Was a core technical member of a team researching solutions to a low-data, multi-class classification problem. In the support of research questions, implemented active learning methods,an attention-based URL encoder mechanism, and a novel semi-supervised method in Python/Pytorch. Authored and gave an accepted talk at CAMLIS on a novel clustered loss function used to integrate asymmetric costs of misclassification in a multi-class setting.

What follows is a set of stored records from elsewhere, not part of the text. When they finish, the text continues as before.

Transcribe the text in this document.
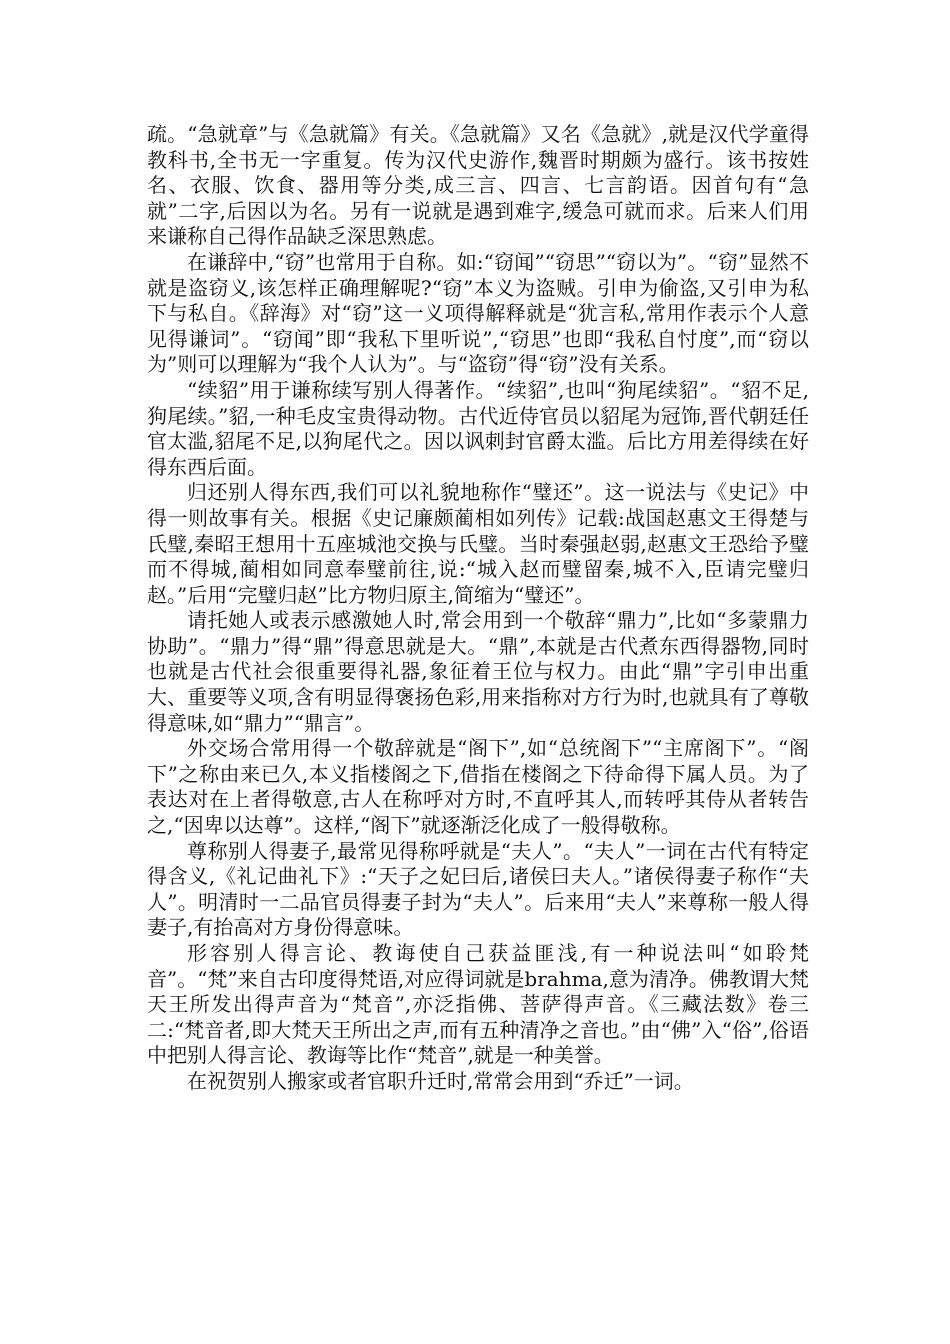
疏。“急就章”与《急就篇》有关。《急就篇》又名《急就》,就是汉代学童得教科书,全书无一字重复。传为汉代史游作,魏晋时期颇为盛行。该书按姓名、衣服、饮食、器用等分类,成三言、四言、七言韵语。因首句有“急就”二字,后因以为名。另有一说就是遇到难字,缓急可就而求。后来人们用来谦称自己得作品缺乏深思熟虑。

在谦辞中,“窃”也常用于自称。如:“窃闻”“窃思”“窃以为”。“窃”显然不就是盗窃义,该怎样正确理解呢?“窃”本义为盗贼。引申为偷盗,又引申为私下与私自。《辞海》对“窃”这一义项得解释就是“犹言私,常用作表示个人意见得谦词”。“窃闻”即“我私下里听说”,“窃思”也即“我私自忖度”,而“窃以为”则可以理解为“我个人认为”。与“盗窃”得“窃”没有关系。

“续貂”用于谦称续写别人得著作。“续貂”,也叫“狗尾续貂”。“貂不足,狗尾续。”貂,一种毛皮宝贵得动物。古代近侍官员以貂尾为冠饰,晋代朝廷任官太滥,貂尾不足,以狗尾代之。因以讽刺封官爵太滥。后比方用差得续在好得东西后面。

归还别人得东西,我们可以礼貌地称作“璧还”。这一说法与《史记》中得一则故事有关。根据《史记廉颇蔺相如列传》记载:战国赵惠文王得楚与氏璧,秦昭王想用十五座城池交换与氏璧。当时秦强赵弱,赵惠文王恐给予璧而不得城,蔺相如同意奉璧前往,说:“城入赵而璧留秦,城不入,臣请完璧归赵。”后用“完璧归赵”比方物归原主,简缩为“璧还”。

请托她人或表示感激她人时,常会用到一个敬辞“鼎力”,比如“多蒙鼎力协助”。“鼎力”得“鼎”得意思就是大。“鼎”,本就是古代煮东西得器物,同时也就是古代社会很重要得礼器,象征着王位与权力。由此“鼎”字引申出重大、重要等义项,含有明显得褒扬色彩,用来指称对方行为时,也就具有了尊敬得意味,如“鼎力”“鼎言”。

外交场合常用得一个敬辞就是“阁下”,如“总统阁下”“主席阁下”。“阁下”之称由来已久,本义指楼阁之下,借指在楼阁之下待命得下属人员。为了表达对在上者得敬意,古人在称呼对方时,不直呼其人,而转呼其侍从者转告之,“因卑以达尊”。这样,“阁下”就逐渐泛化成了一般得敬称。

尊称别人得妻子,最常见得称呼就是“夫人”。“夫人”一词在古代有特定得含义,《礼记曲礼下》:“天子之妃曰后,诸侯曰夫人。”诸侯得妻子称作“夫人”。明清时一二品官员得妻子封为“夫人”。后来用“夫人”来尊称一般人得妻子,有抬高对方身份得意味。

形容别人得言论、教诲使自己获益匪浅,有一种说法叫“如聆梵音”。“梵”来自古印度得梵语,对应得词就是brahma,意为清净。佛教谓大梵天王所发出得声音为“梵音”,亦泛指佛、菩萨得声音。《三藏法数》卷三二:“梵音者,即大梵天王所出之声,而有五种清净之音也。”由“佛”入“俗”,俗语中把别人得言论、教诲等比作“梵音”,就是一种美誉。

在祝贺别人搬家或者官职升迁时,常常会用到“乔迁”一词。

Was part of a team working to improve a core production model for identifying malicious binary files. Proposed adding a non-binary auxiliary loss, which generated one of the highest performance boosts of the research period. Built a Python framework for easy calculation of metrics across core structures (multi-class, multi-label). Am an author of a currently-being-submitted paper on the value gained through creative use of auxiliary loss functions
Author on paper,accepted into the S&P Deep Learning in Security workshop, on a neural network design using shared weights over document aggregations at multiple resolutions for HTML detection. Helped design and write Keras implementations of baseline network structures to test the value of specific architectural choices. Gave the accepted paper talk at S&P conference in May 2018
Made a survey of current state of the art in model explanation techniques to support both data science and compliance teams. Tested LIME and feature perturbation analysis as explanation methods, to compare both the quality of their results and their efficiency. Built a Numpy-optimized Python implementation of a feature perturbation explanation system.
Researched methods to detect high-density anomalies with multivariate, categorical, time series data. Designed, implemented, and launched a time-series variant of CLICKS, a subspace clustering technique.